Policing public perception

2014-02-08 00:00

POLICE Minister Nathi Mthethwa admitted there was a “challenge” when it came to resources­ but considered it a matter of “perception” when it came to restoring public confidence in the police.

Mthethwa was talking yesterday afternoon at a press conference towards the end of a two-day meeting held at the Chief Albert­ Luthuli International Convention Centre with the top 1 500 SAPS police station commanders.

The meeting was part of the annual review and planning process aimed at improving policing.­ Mthethwa described it as a time to “take stock in terms of issues of transformation and operations”.

Mthethwa said recruitment processes were under the spotlight in order to recruit “the cadre of cop we want … the cadre of the cop who is up to the task and the dictates of the new dispensation”.

Describing the SAPS as “the only line between rule of law and disorder in the country”, Mthethwa referred to the recent violent public service protests and the role of public order policing.­

Questioned about the level of police proficiency when it came to such policing, given that three people have been killed by police in recent protests, Mthethwa said the SAPS training and capabilities were “benchmarked with the best in the world”.

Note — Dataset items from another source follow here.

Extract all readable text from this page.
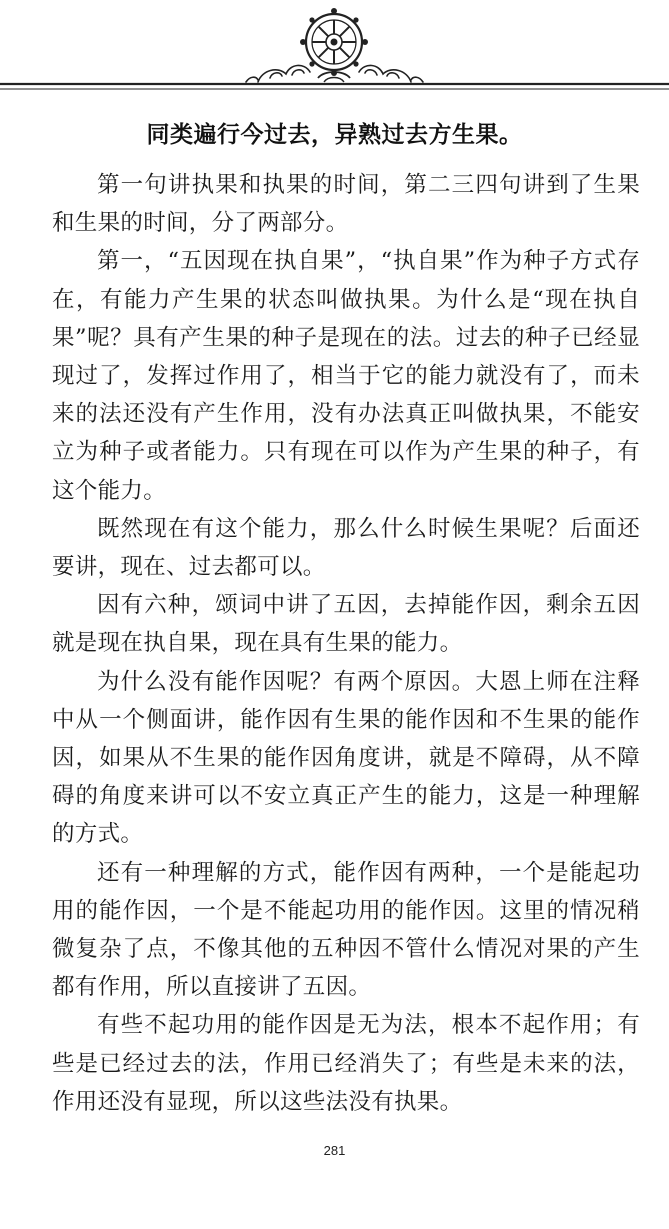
同类遍行今过去，异熟过去方生果。

第一句讲执果和执果的时间，第二三四句讲到了生果和生果的时间，分了两部分。

第一，“五因现在执自果”，“执自果”作为种子方式存在，有能力产生果的状态叫做执果。为什么是“现在执自果”呢？具有产生果的种子是现在的法。过去的种子已经显现过了，发挥过作用了，相当于它的能力就没有了，而未来的法还没有产生作用，没有办法真正叫做执果，不能安立为种子或者能力。只有现在可以作为产生果的种子，有这个能力。

既然现在有这个能力，那么什么时候生果呢？后面还要讲，现在、过去都可以。

因有六种，颂词中讲了五因，去掉能作因，剩余五因就是现在执自果，现在具有生果的能力。

为什么没有能作因呢？有两个原因。大恩上师在注释中从一个侧面讲，能作因有生果的能作因和不生果的能作因，如果从不生果的能作因角度讲，就是不障碍，从不障碍的角度来讲可以不安立真正产生的能力，这是一种理解的方式。

还有一种理解的方式，能作因有两种，一个是能起功用的能作因，一个是不能起功用的能作因。这里的情况稍微复杂了点，不像其他的五种因不管什么情况对果的产生都有作用，所以直接讲了五因。

有些不起功用的能作因是无为法，根本不起作用；有些是已经过去的法，作用已经消失了；有些是未来的法，作用还没有显现，所以这些法没有执果。

281
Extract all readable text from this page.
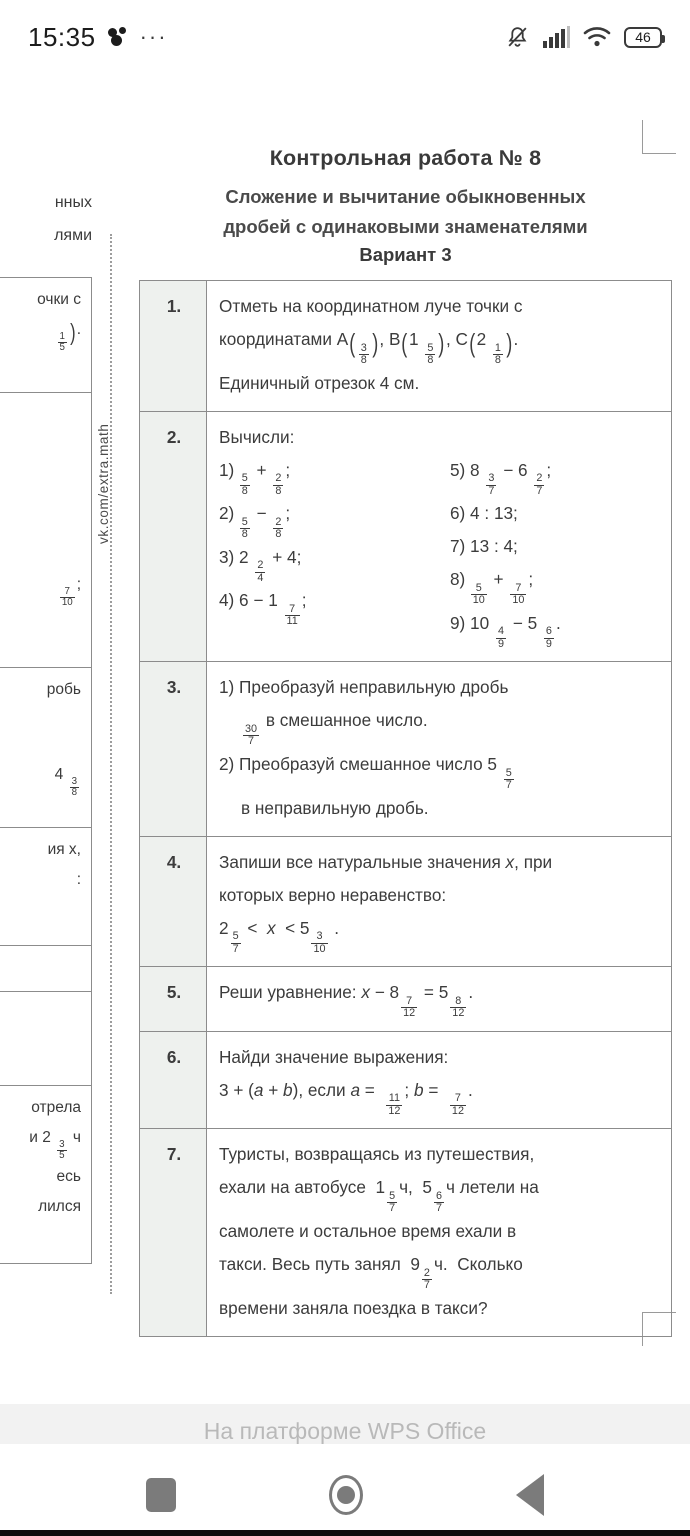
15:35 ···	46
нных
лями
очки с
$\frac{1}{5}$ ).
$\frac{7}{10}$
;
робь
4
$\frac{3}{8}$
ия x,
:
отрела
и 2
$\frac{3}{5}$
ч
есь
лился
vk.com/extra.math
Контрольная работа № 8
Сложение и вычитание обыкновенных
дробей с одинаковыми знаменателями
Вариант 3
1.	Отметь на координатном луче точки с
координатами $A( \frac{3}{8}$ ), B(1
$\frac{5}{8}$ ), C(2
$\frac{1}{8}$ ).
Единичный отрезок 4 см.

2.	Вычисли:
1) 
$\frac{5}{8}$
+
$\frac{2}{8}$
;
2) 
$\frac{5}{8}$
−
$\frac{2}{8}$
;
3) 2
$\frac{2}{4}$
+ 4;
4) 6 − 1
$\frac{7}{11}$
;
5) 8
$\frac{3}{7}$
− 6
$\frac{2}{7}$
;
6) 4 : 13;
7) 13 : 4;
8) 
$\frac{5}{10}$
+
$\frac{7}{10}$
;
9) 10
$\frac{4}{9}$
− 5
$\frac{6}{9}$
.

3.	1) Преобразуй неправильную дробь
$\frac{30}{7}$
в смешанное число.
2) Преобразуй смешанное число 5
$\frac{5}{7}$
в неправильную дробь.

4.	Запиши все натуральные значения x, при
которых верно неравенство:
2
$\frac{5}{7}$
<  x  < 5
$\frac{3}{10}$
.

5.	Реши уравнение: x − 8
$\frac{7}{12}$
= 5
$\frac{8}{12}$
.

6.	Найди значение выражения:
3 + (a + b), если a =
$\frac{11}{12}$
; b =
$\frac{7}{12}$
.

7.	Туристы, возвращаясь из путешествия,
ехали на автобусе  1
$\frac{5}{7}$
ч,  5
$\frac{6}{7}$
ч летели на
самолете и остальное время ехали в
такси. Весь путь занял  9
$\frac{2}{7}$
ч.  Сколько
времени заняла поездка в такси?
На платформе WPS Office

He said protests took place all over the world but that those occurring in South Africa were “characterised by violence” and those taking part were “armed, and armed with dangerous weapons”.

Asked how he intended restoring public confidence in the police, Mthethwa said “anything (the police) do negatively is highlighted” and that while he acknowledged that three people had died “at the hands of the police”,­ at the same time four police officers had been killed and that this was under-reported as though it was “accepted”.

Under-reporting and perceptions were also cited when Mthethwa was questioned about public concern as to whether the police were able to do their job due to a lack of resources and manpower that had resulted in a mushrooming security industry and a rise in civil society organisations such as neighbourhood watches.

While Mthethwa ack­nowledged there was a “challenge” when it came to resour­ces, he deemed other concerns “perceptions” and said they were difficult to change “and as dangerous as reality”.

“Not all police officers are a rogue element,” Mthethwa said, adding that the “majority want to do good for society”.